TensorFlow is perhaps the most popular AI framework. Developed by Google, it supports learning neural networks in an easy and extensible setup. This is also the most widely adopted deep learning framework.
PyTorch is a Python framework for building machine learning algorithms that can quickly evolve from prototype to production.
Keras is designed with the developer in mind.
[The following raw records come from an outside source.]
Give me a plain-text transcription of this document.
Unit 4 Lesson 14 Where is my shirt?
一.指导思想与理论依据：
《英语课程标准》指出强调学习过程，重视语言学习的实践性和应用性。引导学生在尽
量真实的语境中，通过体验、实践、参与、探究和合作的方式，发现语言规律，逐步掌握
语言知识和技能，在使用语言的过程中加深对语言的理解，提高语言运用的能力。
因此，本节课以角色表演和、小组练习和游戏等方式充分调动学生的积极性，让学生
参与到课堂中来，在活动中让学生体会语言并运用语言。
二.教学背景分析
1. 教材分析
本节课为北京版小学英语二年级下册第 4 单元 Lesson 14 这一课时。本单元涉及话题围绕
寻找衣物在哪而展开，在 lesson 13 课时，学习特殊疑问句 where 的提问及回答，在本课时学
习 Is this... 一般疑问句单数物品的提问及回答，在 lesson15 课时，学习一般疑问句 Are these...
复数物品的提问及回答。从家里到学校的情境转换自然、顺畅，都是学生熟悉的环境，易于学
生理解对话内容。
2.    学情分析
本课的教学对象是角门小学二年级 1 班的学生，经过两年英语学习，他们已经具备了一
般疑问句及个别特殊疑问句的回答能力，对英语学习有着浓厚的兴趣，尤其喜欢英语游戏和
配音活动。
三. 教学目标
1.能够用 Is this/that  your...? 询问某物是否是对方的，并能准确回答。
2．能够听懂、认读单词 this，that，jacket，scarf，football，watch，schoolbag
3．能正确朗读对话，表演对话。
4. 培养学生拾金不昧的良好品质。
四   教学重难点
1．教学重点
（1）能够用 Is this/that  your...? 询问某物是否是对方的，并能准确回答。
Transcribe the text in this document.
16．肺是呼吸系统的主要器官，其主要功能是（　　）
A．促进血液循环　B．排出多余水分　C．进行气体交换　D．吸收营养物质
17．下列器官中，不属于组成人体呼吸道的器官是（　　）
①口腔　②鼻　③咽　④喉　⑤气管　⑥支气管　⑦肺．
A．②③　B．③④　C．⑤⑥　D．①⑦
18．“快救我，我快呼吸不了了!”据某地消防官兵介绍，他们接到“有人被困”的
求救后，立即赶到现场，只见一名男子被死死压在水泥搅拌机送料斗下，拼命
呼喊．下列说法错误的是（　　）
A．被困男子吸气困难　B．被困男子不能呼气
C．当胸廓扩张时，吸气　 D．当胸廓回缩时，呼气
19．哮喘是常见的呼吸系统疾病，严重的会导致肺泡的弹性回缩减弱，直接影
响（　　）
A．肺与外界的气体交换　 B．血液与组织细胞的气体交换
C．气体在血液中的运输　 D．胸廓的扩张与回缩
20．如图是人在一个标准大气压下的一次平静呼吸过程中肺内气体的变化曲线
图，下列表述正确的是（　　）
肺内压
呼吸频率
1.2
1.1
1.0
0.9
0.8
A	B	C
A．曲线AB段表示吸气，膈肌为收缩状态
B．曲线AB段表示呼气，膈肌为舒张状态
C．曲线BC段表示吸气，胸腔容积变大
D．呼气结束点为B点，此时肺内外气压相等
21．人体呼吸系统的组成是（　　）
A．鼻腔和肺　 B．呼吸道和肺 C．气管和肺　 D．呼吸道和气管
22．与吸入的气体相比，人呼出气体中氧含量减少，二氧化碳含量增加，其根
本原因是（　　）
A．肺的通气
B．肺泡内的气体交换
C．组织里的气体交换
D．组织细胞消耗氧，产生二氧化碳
It allows a plug-and-play framework for building, training, and evaluating machine learning models quickly.
scikit-learn includes a great level of abstraction from common machine learning algorithms making it suitable for predictions, classification, or statistical analysis of data.
Knowing what problem has to be solved and which libraries provide the most support for that, will help decide what toolsets and framework to use to develop the machine learning module that will give the expected outcome.
The research on generative AI is continuous and this technology is today being applied in a wide range of industries, including the life sciences, healthcare, manufacturing, material sciences, media, entertainment, automotive, aerospace, military, and energy.
Whatever direction AI takes in the future, its influence is bound to last for a very long time. Today, innovations in generative AI have led to organoid intelligence. Organoids are three-dimensional lab-grown tissues derived from stem cells. As we embrace various forms of AI in our daily lives, one thing is for certain – innovation in this field will continue to create cutting-edge technology.